Endophyte Isolate and Host Grass Effects on Chaetocnema pulicaria (Coleoptera: Chrysomelidae) Feeding
Ball, O. J-P., K. D. Gwinn, C. D. Pless, and A. J. Popay.  2011.  Journal of Economic Entomology, 104:665-672.

Endophytic fungi belonging to the genus Neotyphodium, confer resistance to infected host grasses against a range of insect pests. The effect of host species, in addition to the species and strain of endophyte, on feeding and survival of the corn flea beetle, Chaetocnema pulicaria, an insect thought to be adversely affected by N. coenophialum infection of tall fescue (Festuca arundinacea), was investigated. Most of the plants used in the study were derived from artificially created grass/endophyte associations and possessed varying arrays of the commonly examined endophyte-related alkaloids or alkaloid groups, peramine, lolitrem B, ergovaline, and the lolines. Preference and non-preference tests showed that feeding by, and survival of, C. pulicaria was reduced by infection of tall fescue with the wild-type strain of N. coenophialum, the likely mechanism being antixenosis rather than antibiosis.
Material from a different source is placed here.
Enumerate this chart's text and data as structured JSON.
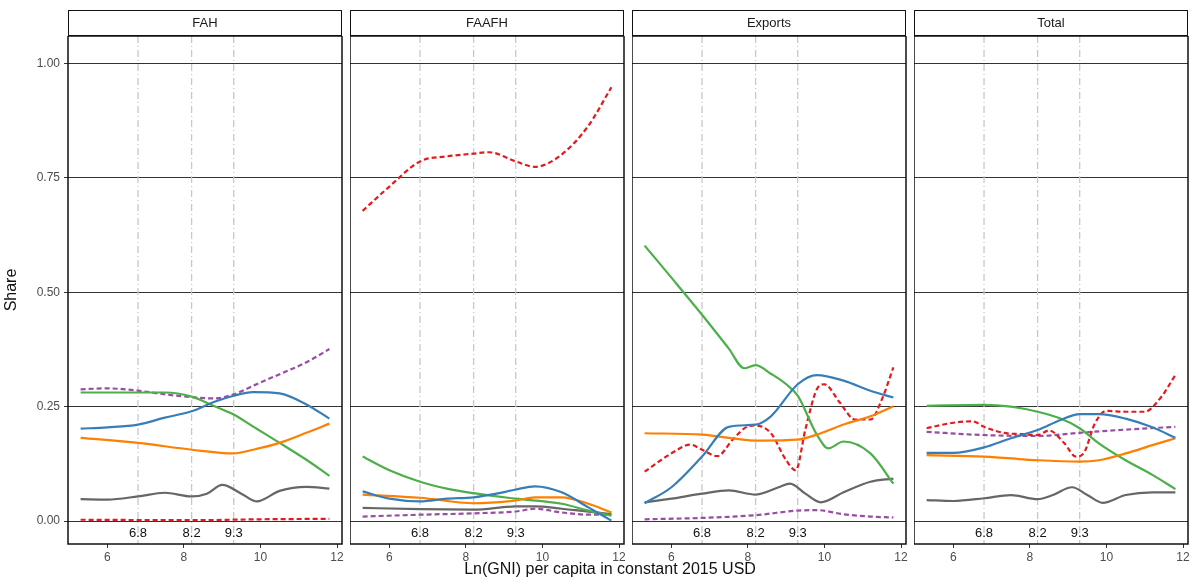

In the preference tests, endophyte and host species effects were observed. Of the 10 different Neotyphodium strains tested in artificially-derived tall fescue associations, eight strongly deterred feeding by C. pulicaria, while the remaining two strains had little or no effect. Infection of tall fescue with the p-endophyte had no effect. Perennial ryegrass (Lolium perenne) naturally infected with the wild-type strain of N. lolii was moderately resistant to C. pulicaria compared with endophyte-free grass, as were five of nine artificially-derived Neotyphodium/ryegrass associations. Six Neotyphodium/meadow fescue (Festuca pratensis) associations, including the wild-type N. uncinatum/meadow fescue combination, were very resistant, while three associations had little to no effect. Loline alkaloids appeared to play a role in antixenosis to C. pulicaria. However, effects not attributable to the lolines or any other of the alkaloids examined were also observed. This phenomenon has also been reported in tests with other insects, and indicates the presence of additional insect-active factors, the investigation of which should be a priority in future research.